The most widely accepted theory behind Alzheimer’s disease currently involves the build-up of amyloid-beta and tau proteins in the brain. While it is known that these proteins play a role in the disease, the exact mechanism is still not clear. Researchers from McGill University conducted a study that found increased levels of both amyloid-beta and tau proteins in the brain may lead to changed brain activity before the cognitive symptoms of Alzheimer’s disease appear. This sheds new light on how these proteins might impact brain function.
Amyloid-beta and tau proteins are naturally found in the brain, but in Alzheimer’s disease, they start to accumulate, potentially altering brain activity and leading to cognitive decline. The study recruited participants with a family history of Alzheimer’s disease and used PET scans to detect the presence of the proteins in the brain. The researchers also recorded brain activity using magnetoencephalography in the areas where the proteins were present. The study found that individuals with elevated levels of both amyloid-beta and tau proteins exhibited changes in brain activity that preceded cognitive symptoms.
The study concluded that individuals with higher levels of amyloid-beta showed signs of brain hyperactivity, while those with higher levels of both amyloid-beta and tau experienced brain slowing or hypoactivity.
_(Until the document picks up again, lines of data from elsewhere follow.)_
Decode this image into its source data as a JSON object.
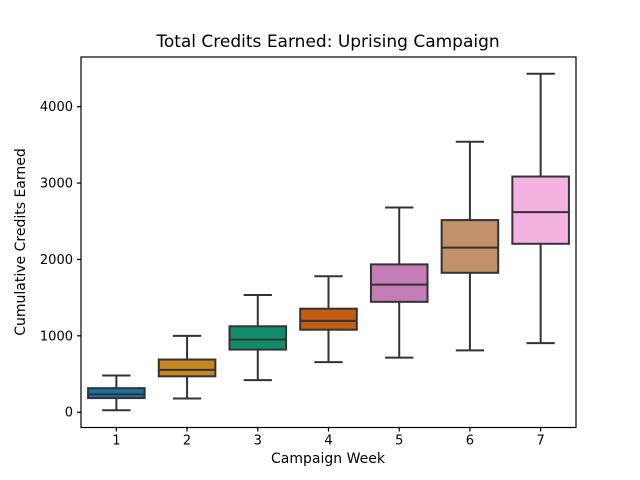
{
  "chart_data": {
    "type": "box",
    "title": "Total Credits Earned: Uprising Campaign",
    "xlabel": "Campaign Week",
    "ylabel": "Cumulative Credits Earned",
    "categories": [
      "1",
      "2",
      "3",
      "4",
      "5",
      "6",
      "7"
    ],
    "series": [
      {
        "week": "1",
        "whisker_low": 25,
        "q1": 185,
        "median": 235,
        "q3": 315,
        "whisker_high": 480,
        "color": "#1b71a5"
      },
      {
        "week": "2",
        "whisker_low": 180,
        "q1": 470,
        "median": 555,
        "q3": 690,
        "whisker_high": 1000,
        "color": "#c68720"
      },
      {
        "week": "3",
        "whisker_low": 420,
        "q1": 820,
        "median": 950,
        "q3": 1125,
        "whisker_high": 1535,
        "color": "#128d6b"
      },
      {
        "week": "4",
        "whisker_low": 655,
        "q1": 1080,
        "median": 1195,
        "q3": 1355,
        "whisker_high": 1780,
        "color": "#c15e14"
      },
      {
        "week": "5",
        "whisker_low": 715,
        "q1": 1445,
        "median": 1670,
        "q3": 1935,
        "whisker_high": 2680,
        "color": "#c57db8"
      },
      {
        "week": "6",
        "whisker_low": 810,
        "q1": 1825,
        "median": 2155,
        "q3": 2515,
        "whisker_high": 3540,
        "color": "#c19269"
      },
      {
        "week": "7",
        "whisker_low": 905,
        "q1": 2205,
        "median": 2620,
        "q3": 3085,
        "whisker_high": 4430,
        "color": "#f3b2e0"
      }
    ],
    "yticks": [
      0,
      1000,
      2000,
      3000,
      4000
    ],
    "ylim": [
      -200,
      4650
    ],
    "xlim": [
      0.5,
      7.5
    ],
    "box_width_units": 0.8,
    "cap_width_units": 0.4,
    "grid": false,
    "legend": null,
    "edge_color": "#333333",
    "frame_color": "#000000",
    "background": "#ffffff"
  }
}
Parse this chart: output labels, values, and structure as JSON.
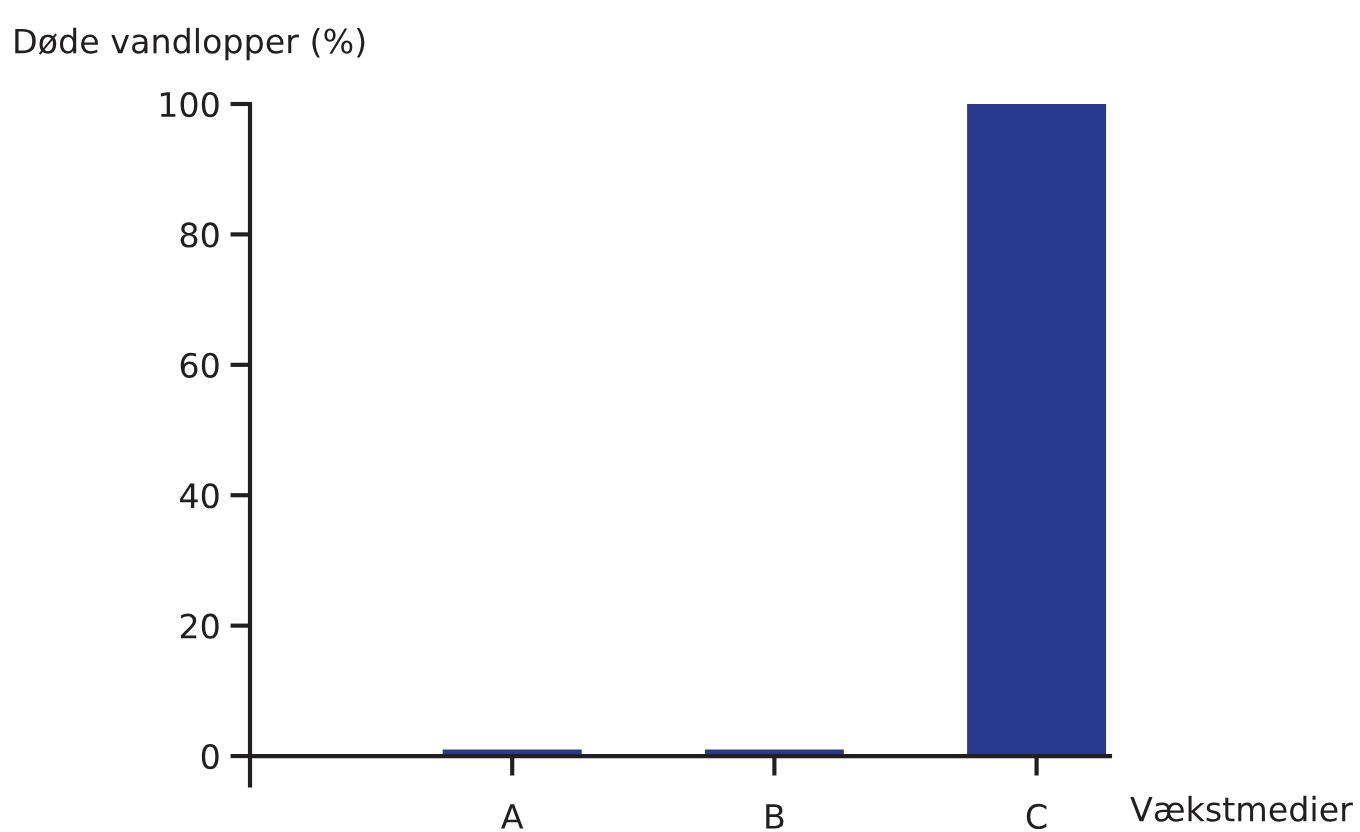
{
  "chart_data": {
    "type": "bar",
    "ylabel": "Døde vandlopper (%)",
    "xlabel": "Vækstmedier",
    "categories": [
      "A",
      "B",
      "C"
    ],
    "values": [
      1,
      1,
      100
    ],
    "color": "#283a8e",
    "ylim": [
      -4.5,
      100
    ],
    "yticks": [
      0,
      20,
      40,
      60,
      80,
      100
    ],
    "grid": false,
    "legend": false
  }
}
Participants with hypoactivity also demonstrated increased attention and memory decline. The connection between the early build-up of amyloid-beta and tau, changes in brain activity, and later cognitive deficits highlights the importance of understanding how these proteins impact the brain before symptoms appear. The researchers plan to follow the participants over nearly 10 years to refine predictions of cognitive decline and Alzheimer’s symptoms based on brain scans and cognitive testing.
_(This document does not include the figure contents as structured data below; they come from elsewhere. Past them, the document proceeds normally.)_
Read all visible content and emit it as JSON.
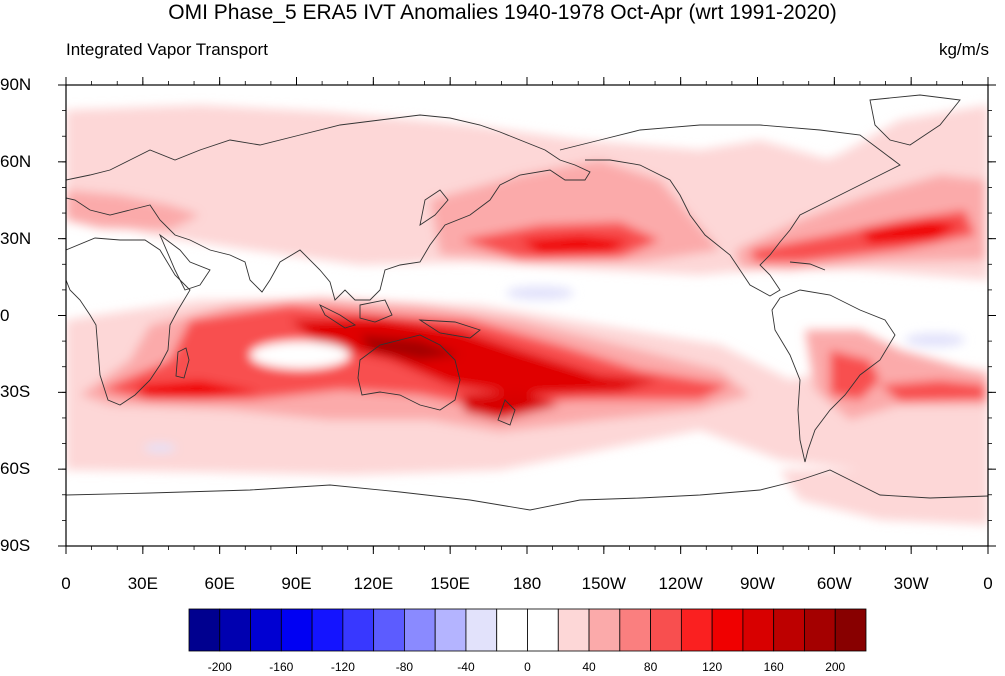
{
  "title": "OMI Phase_5 ERA5 IVT Anomalies 1940-1978 Oct-Apr (wrt 1991-2020)",
  "subtitle_left": "Integrated Vapor Transport",
  "subtitle_right": "kg/m/s",
  "map": {
    "projection": "cylindrical equidistant",
    "lon_range": [
      0,
      360
    ],
    "lat_range": [
      -90,
      90
    ],
    "lat_ticks": [
      {
        "label": "90N"
      },
      {
        "label": "60N"
      },
      {
        "label": "30N"
      },
      {
        "label": "0"
      },
      {
        "label": "30S"
      },
      {
        "label": "60S"
      },
      {
        "label": "90S"
      }
    ],
    "lon_ticks": [
      {
        "label": "0"
      },
      {
        "label": "30E"
      },
      {
        "label": "60E"
      },
      {
        "label": "90E"
      },
      {
        "label": "120E"
      },
      {
        "label": "150E"
      },
      {
        "label": "180"
      },
      {
        "label": "150W"
      },
      {
        "label": "120W"
      },
      {
        "label": "90W"
      },
      {
        "label": "60W"
      },
      {
        "label": "30W"
      },
      {
        "label": "0"
      }
    ]
  },
  "colorbar": {
    "colors": [
      "#00008f",
      "#0000b0",
      "#0000d2",
      "#0000f3",
      "#1414ff",
      "#3838ff",
      "#5c5cff",
      "#8a8aff",
      "#b4b4ff",
      "#e2e2fb",
      "#ffffff",
      "#ffffff",
      "#fdd7d7",
      "#fbaaaa",
      "#fa7f7f",
      "#f84f4f",
      "#fa2020",
      "#f00000",
      "#d80000",
      "#bd0000",
      "#a40000",
      "#880000"
    ],
    "tick_labels": [
      "-200",
      "-160",
      "-120",
      "-80",
      "-40",
      "0",
      "40",
      "80",
      "120",
      "160",
      "200"
    ]
  }
}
Neurologist Clifford Segil expressed some skepticism regarding the study’s findings, questioning how the authors determined that participants would have long-term cognitive declines based on the data. He highlighted the controversy surrounding the belief that brain amyloid and tau levels directly cause cognitive issues. Many clinicians remain unconvinced that the build-up of these proteins is pathological and leads to cognitive decline. Segil emphasized the lack of noticeable changes in cognitive abilities in patients receiving anti-amyloid medications, suggesting that amyloid and tau proteins may not be as toxic as once believed.
Segil called for follow-up cognitive testing to determine if individuals with high levels of brain amyloid or tau indeed have poor cognition. He noted that the use of anti-amyloid medications in the United States has not shown meaningful changes in cognitive status in patients, further casting doubt on the relationship between brain proteins and cognitive decline. The study’s findings provide valuable insights into the early changes in brain activity associated with Alzheimer’s disease and the potential impact of amyloid-beta and tau proteins, but further research is needed to fully understand the complexities of the disease.